Throughout his 66-year career at Freese and Nichols, Mr. Nichols was instrumental in providing dependable water supplies to communities across the state. For the drought-ravaged cities of West Texas, Mr. Nichols helped create multicity water districts; raised project funding; and designed dams, pipelines and pump stations. For North Texas, his home for most of his life, Mr. Nichols oversaw the design of Richland-Chambers Reservoir, the largest lake in the system that supplies water to Tarrant County. His technical expertise extended to aviation as well; he played key roles in the creation of Dallas/Fort Worth International Airport and led Freese and Nichols’ development of the original infrastructure there in the 1970s.
“The number of people whose lives Jim touched is truly remarkable,” says Bob Pence, Freese and Nichols’ current CEO and President. “Wherever I’d go — it could be a utility in Abilene, a state agency in Austin, or a Chamber function here in Fort Worth — people would ask me, ‘How’s Jim doing?’ The impact of his work and his service will be felt for generations to come.”
Freese and Nichols credits much of its success to Mr. Nichols’ decades of leadership. The firm incorporated in 1977, and Mr. Nichols, already having served 21 years as Partner, became its first President. He served in that role for 11 years, followed by 14 as Board Chairman and 14 as Chairman Emeritus. Well into his 90s, Mr. Nichols remained a consistent presence in Freese and Nichols’ Fort Worth headquarters, advising project teams, consulting with clients and teaching professional ethics classes.

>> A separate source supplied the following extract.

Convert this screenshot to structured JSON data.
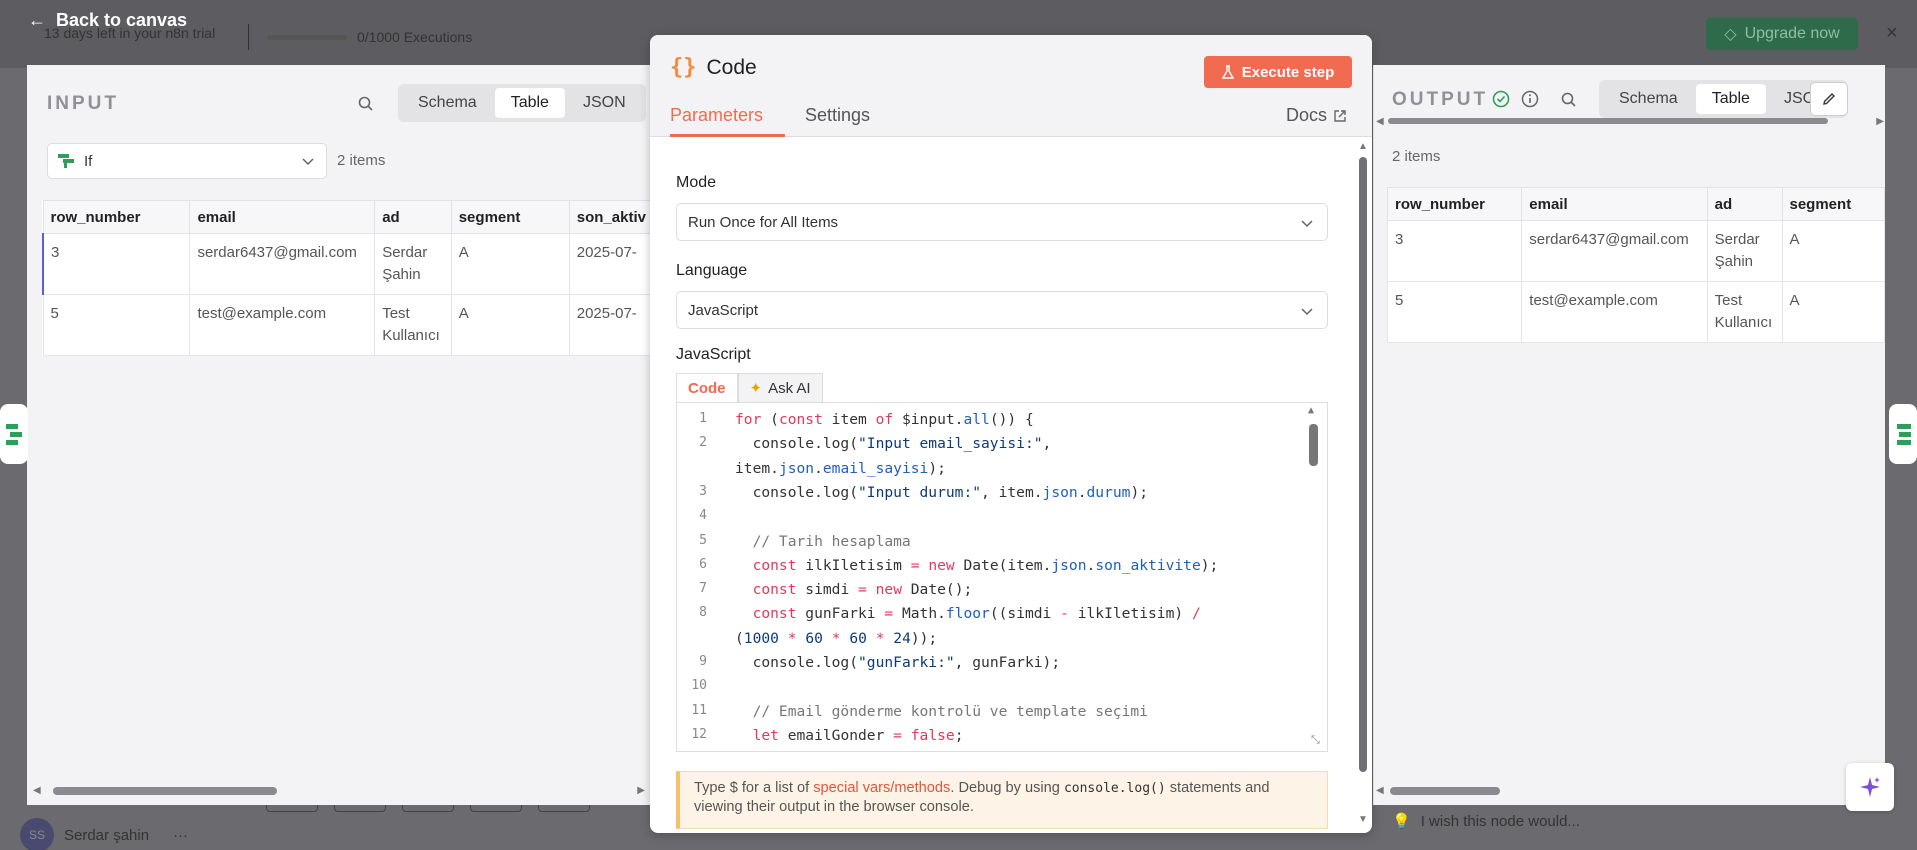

Mr. Nichols’ achievements in his work are matched only by his passion for service to his profession and his community. He served as Chairman of the Texas Board of Professional Engineers and as President of the Texas Water Conservation Association. The list of organizations for which he held leadership roles is lengthy, including the Texas A&M Research Foundation, Fort Worth Chamber of Commerce, United Way of Tarrant County, All Saints Episcopal Hospital (now Baylor All Saints Medical Center) and the Panther Boys’ Club. His dedication was so exemplary that each year Freese and Nichols honors an employee with a service award that bears his name.
Mr. Nichols was born June 29, 1923, to Marvin and Ethel Nichols. He was an alumnus of Fort Worth’s Paschal High School and Texas A&M University, where he earned bachelor’s and master’s degrees in civil engineering. Mr. Nichols is survived by Billie, his wife of 71 years; three children, Judy, Richard and John; and six grandchildren. His brother, Bob, died in May 2015.